When we got married and again when we became parents, I was advised to keep the romance “alive.” As if it were a houseplant, a fern with delicate lace petals that requires just the right amount of hydration. Spend quality time together! Have fun together! Without the baby! I used to worry about the logistics of this, especially when we went into quarantine last year. What is romance, in this kind of scenario, when we are short on time and places to go and long on exhaustion and elastic waistbands?

The dream date I’m currently picturing is a few hours with a giant glass of wine and the book I’ve been trying to finish for two weeks. Actually, scratch the wine, maybe a giant margarita? Two margaritas?? And in that case, scratch the book—I’ll just lie on my face, drinking an oversized margarita from a long straw. Perrrfect. Adam and I could do this side by side! I don’t think this is what anyone had in mind when they said “quality time.” But it’s what checks the boxes right now.

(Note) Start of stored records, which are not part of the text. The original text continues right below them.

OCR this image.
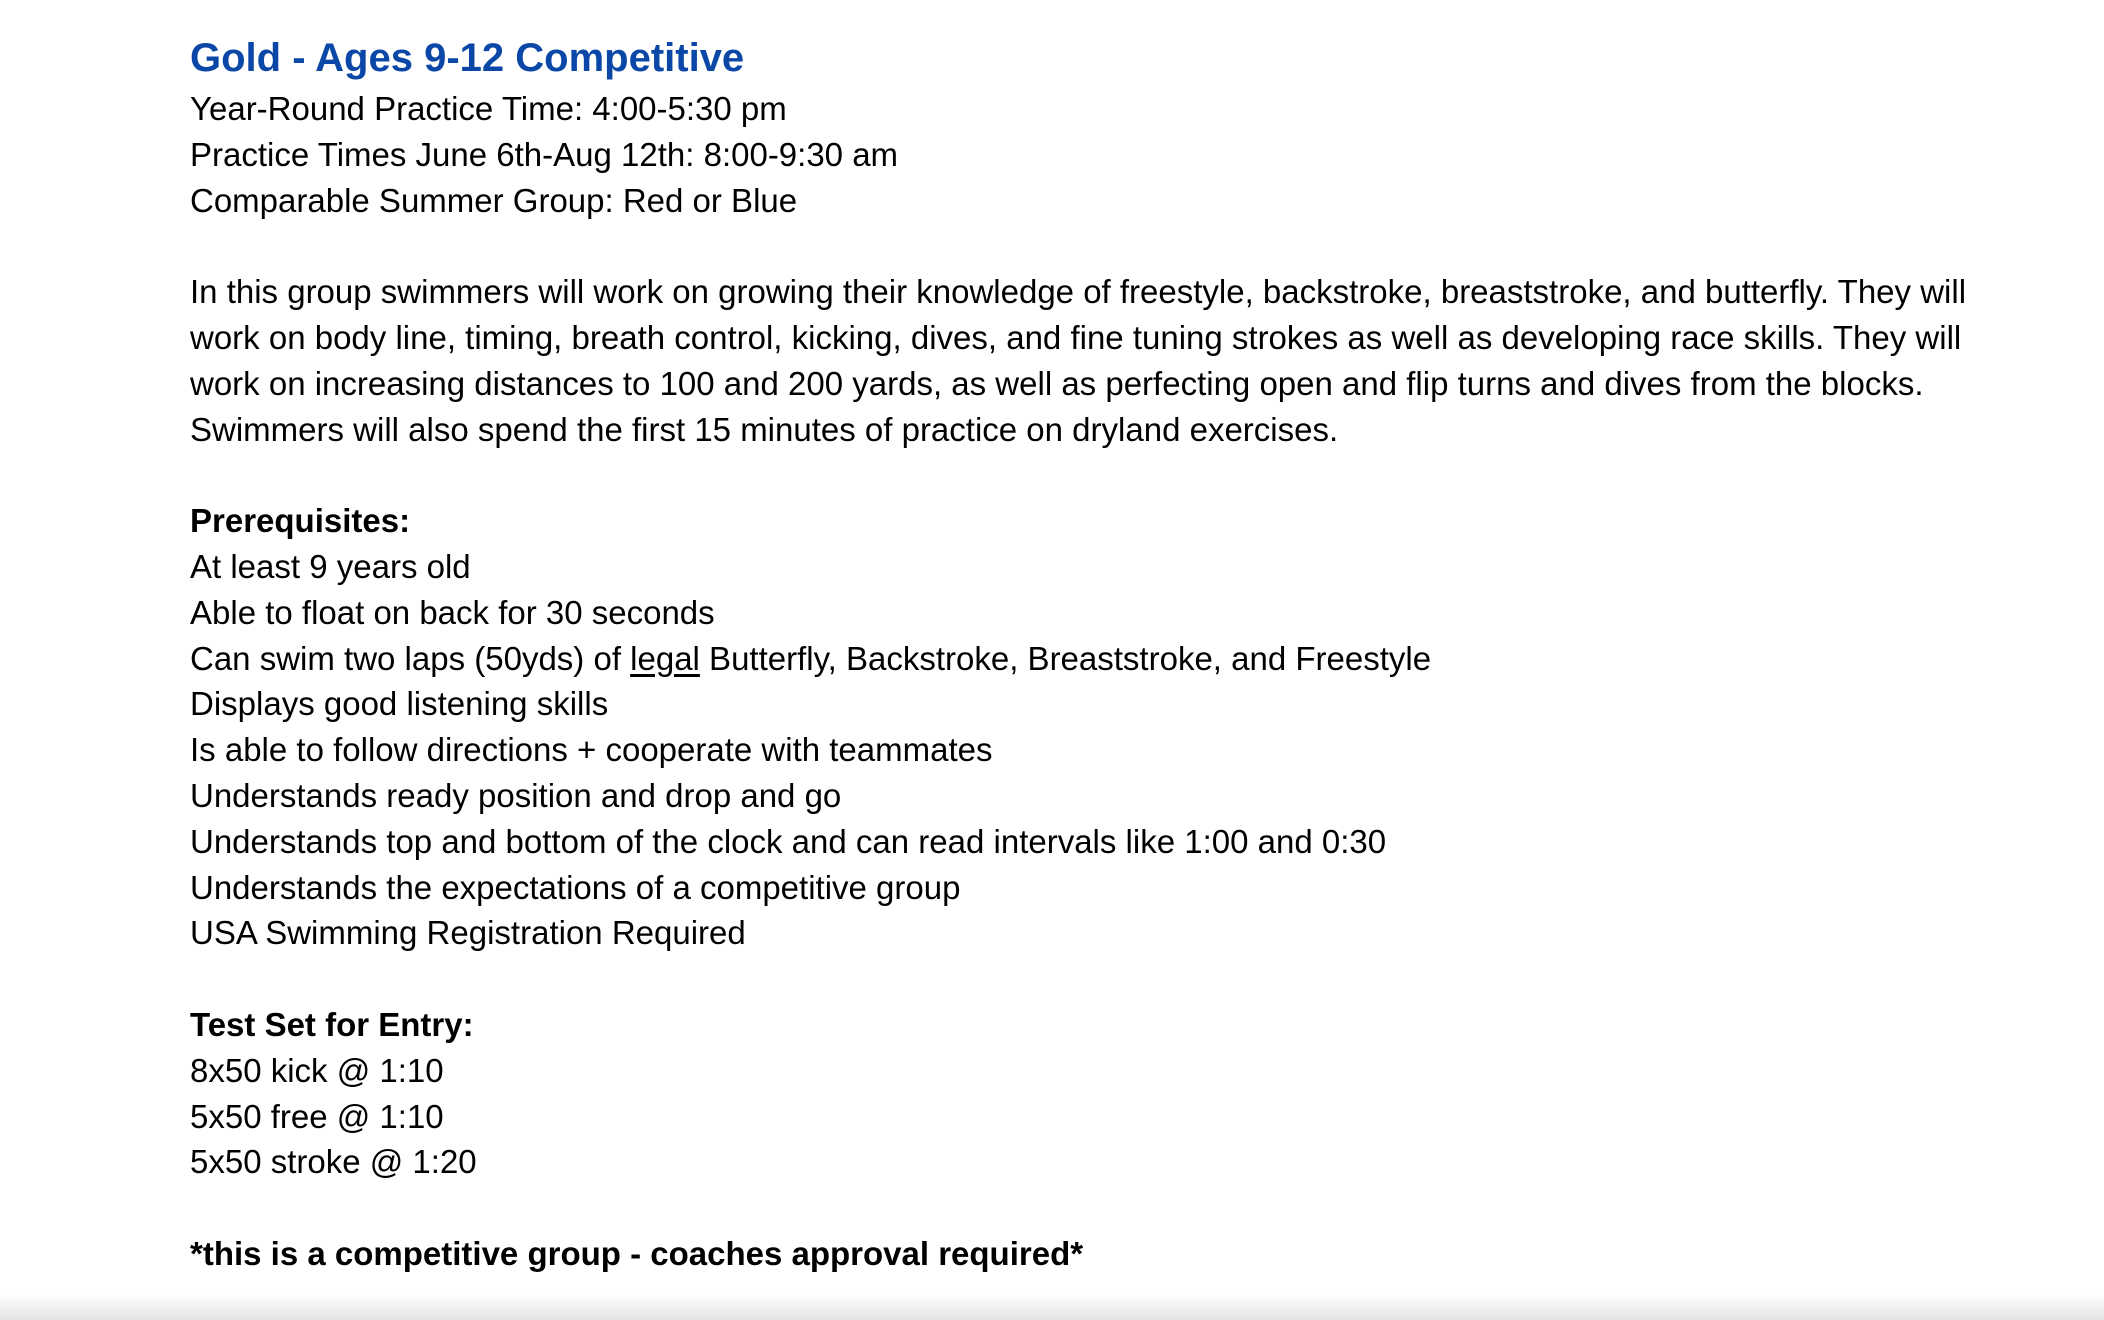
Gold - Ages 9-12 Competitive
Year-Round Practice Time: 4:00-5:30 pm
Practice Times June 6th-Aug 12th: 8:00-9:30 am
Comparable Summer Group: Red or Blue
In this group swimmers will work on growing their knowledge of freestyle, backstroke, breaststroke, and butterfly. They will work on body line, timing, breath control, kicking, dives, and fine tuning strokes as well as developing race skills. They will work on increasing distances to 100 and 200 yards, as well as perfecting open and flip turns and dives from the blocks. Swimmers will also spend the first 15 minutes of practice on dryland exercises.
Prerequisites:
At least 9 years old
Able to float on back for 30 seconds
Can swim two laps (50yds) of legal Butterfly, Backstroke, Breaststroke, and Freestyle
Displays good listening skills
Is able to follow directions + cooperate with teammates
Understands ready position and drop and go
Understands top and bottom of the clock and can read intervals like 1:00 and 0:30
Understands the expectations of a competitive group
USA Swimming Registration Required
Test Set for Entry:
8x50 kick @ 1:10
5x50 free @ 1:10
5x50 stroke @ 1:20
*this is a competitive group - coaches approval required*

Right now, we need a different definition for romance, one that isn’t beholden to butterflies and the constant flow of interesting conversation. I’m wondering if it’s unkosher to say that, for me, romance right now is laying in bed on our phones with the quiet understanding that neither of us feels like interacting with even one more human after a long day. Romance is moving a load of laundry to the dryer that you didn’t start, because the other person forgot about it. It’s an extra-long hug in the middle of a busy workday because one of us read that you get more endorphins if it lasts 20 seconds or longer. It’s a foot massage (though when is it not a foot massage, tbh). It’s saying, with certainty, that the other person is NOT a mess when they are absolutely a hot mess most of the time (hi, I’m the other person in this one). And it’s getting through this chaos together, side-by-side and finding comfort, a kind of quiet understanding, in not talking.

By this new definition, romance is in FULL BLOOM over here. I could list a hundred more things. What is romance for you, right now? Maybe it looks a little different these days, too? Maybe it doesn’t even apply to a relationship with an SO, but to how you treat yourself or your friends or family?